Walking into the theatre we were greeted by three gun toting, army pants wearing guerrilla like people frozen on the spot. On first impression they looked vaguely reminiscent of something one might find at a Soviet era Communist Party rally. Much respect to the actors involved for maintaining their stance, it was quite a long time before everyone finally settled down, and it seemed as though their director had contorted them into the most uncomfortable positions possible.
I really enjoyed the introductory scene where recent news commentary was spliced with more traditional instructions to the audience, commanding us to turn off our phones and not use flash photography. This was an appropriate metaphor for the production itself that focused on the interplay between wider ‘reality’, as illustrated by the media’s portrayal of global events, the personal reality we experience ourselves and the stark differences between them.

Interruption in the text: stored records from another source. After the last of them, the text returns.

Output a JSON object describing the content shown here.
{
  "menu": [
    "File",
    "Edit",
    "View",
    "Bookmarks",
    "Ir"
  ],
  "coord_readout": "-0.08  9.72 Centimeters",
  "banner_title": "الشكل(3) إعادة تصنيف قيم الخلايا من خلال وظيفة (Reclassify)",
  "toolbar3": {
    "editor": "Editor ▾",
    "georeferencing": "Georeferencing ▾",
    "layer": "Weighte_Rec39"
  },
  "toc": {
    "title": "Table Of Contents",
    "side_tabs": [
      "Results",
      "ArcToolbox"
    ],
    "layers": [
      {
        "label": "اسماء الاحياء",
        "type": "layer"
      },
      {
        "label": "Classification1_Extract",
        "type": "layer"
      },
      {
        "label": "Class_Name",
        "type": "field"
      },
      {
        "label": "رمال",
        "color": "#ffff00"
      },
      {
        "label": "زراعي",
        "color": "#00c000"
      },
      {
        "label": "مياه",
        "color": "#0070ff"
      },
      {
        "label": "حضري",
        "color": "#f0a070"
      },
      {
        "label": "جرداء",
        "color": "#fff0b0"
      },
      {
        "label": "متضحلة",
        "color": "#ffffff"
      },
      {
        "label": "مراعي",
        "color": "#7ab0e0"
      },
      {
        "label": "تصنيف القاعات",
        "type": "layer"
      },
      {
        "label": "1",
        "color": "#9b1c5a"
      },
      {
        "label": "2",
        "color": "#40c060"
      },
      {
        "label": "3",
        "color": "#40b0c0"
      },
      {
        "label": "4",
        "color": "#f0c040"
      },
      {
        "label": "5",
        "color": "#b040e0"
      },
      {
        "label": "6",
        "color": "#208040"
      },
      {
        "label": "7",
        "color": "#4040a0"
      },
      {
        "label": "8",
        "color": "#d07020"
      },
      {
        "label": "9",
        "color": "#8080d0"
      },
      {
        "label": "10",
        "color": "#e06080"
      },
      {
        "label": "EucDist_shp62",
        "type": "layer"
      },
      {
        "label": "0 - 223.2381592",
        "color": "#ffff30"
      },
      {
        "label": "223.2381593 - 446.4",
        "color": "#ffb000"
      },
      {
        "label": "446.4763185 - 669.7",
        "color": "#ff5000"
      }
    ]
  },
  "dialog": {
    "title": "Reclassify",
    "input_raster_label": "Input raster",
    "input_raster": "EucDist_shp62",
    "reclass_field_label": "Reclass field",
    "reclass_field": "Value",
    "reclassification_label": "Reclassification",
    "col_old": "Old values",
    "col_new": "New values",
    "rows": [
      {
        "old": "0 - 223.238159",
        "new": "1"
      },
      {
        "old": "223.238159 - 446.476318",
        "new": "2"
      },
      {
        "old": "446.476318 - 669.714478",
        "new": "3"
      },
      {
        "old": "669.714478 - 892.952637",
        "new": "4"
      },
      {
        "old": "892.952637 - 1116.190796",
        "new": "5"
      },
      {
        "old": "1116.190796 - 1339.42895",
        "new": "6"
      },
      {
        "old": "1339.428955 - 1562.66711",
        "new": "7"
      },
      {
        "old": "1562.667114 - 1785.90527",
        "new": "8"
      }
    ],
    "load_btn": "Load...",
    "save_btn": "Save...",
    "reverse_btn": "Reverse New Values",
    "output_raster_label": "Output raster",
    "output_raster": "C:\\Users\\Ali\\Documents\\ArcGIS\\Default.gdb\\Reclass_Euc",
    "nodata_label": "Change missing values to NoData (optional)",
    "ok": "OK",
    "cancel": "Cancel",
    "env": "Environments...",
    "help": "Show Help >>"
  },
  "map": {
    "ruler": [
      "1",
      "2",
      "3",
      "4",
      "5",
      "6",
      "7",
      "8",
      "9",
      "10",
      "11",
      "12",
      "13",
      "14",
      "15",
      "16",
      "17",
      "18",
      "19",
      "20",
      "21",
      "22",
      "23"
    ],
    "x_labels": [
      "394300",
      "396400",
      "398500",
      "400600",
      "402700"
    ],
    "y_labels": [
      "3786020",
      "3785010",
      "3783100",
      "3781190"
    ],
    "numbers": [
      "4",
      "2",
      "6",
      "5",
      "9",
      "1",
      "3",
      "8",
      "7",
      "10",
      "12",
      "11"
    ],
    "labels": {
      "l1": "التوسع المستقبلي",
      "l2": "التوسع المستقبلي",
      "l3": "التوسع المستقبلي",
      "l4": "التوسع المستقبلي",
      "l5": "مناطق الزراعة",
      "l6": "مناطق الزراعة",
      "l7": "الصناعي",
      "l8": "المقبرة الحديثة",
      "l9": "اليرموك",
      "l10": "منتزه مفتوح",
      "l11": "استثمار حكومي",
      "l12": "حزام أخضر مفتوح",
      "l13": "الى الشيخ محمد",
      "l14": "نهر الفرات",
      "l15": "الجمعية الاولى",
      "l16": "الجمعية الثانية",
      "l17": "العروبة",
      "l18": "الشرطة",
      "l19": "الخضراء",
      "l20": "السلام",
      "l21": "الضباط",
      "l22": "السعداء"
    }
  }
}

The idea of a piece of theatre based around the interplay between what the media shows us and how we, as individuals, experience reality was particularly inspired, and with the encroachment of the media into everyday life, also extraordinarily pertinent. Throughout the show some extremely current (take for instance the whole David Parker brouhaha, which had broken as a story only hours before), news stories were used that gave the show a sense of urgency, and more importantly immediacy.
The storyline was based around four characters; Jen, Carlie, Robbie and Curtis. We saw scenes from their lives juxtaposed with both relevant news stories and downright trivial human interest pieces. The play climaxed in the confusion of the characters as to what is both real and important in their lives, especially considering that their lives are made to look insignificant in comparison to the so-called ‘reality’ that the media attempts to impose on our society.
Characterisation was the highlight of Noisy Shadows. I was impressed by the depth that they all showed in such a short play. The actors were great and the characters were brilliantly written. Millar seems to be extremely adept at capturing aspects of the human experience: the dialogue was funny, entertaining and deep all at the same time. The characters never fell into cliché and were fresh but recognisable, which kept the play entertaining and upbeat.
I look forward to seeing more of Millar’s work and recommend this one. It is the type of show where you can either look for higher meaning or just sit back and simply enjoy the experience.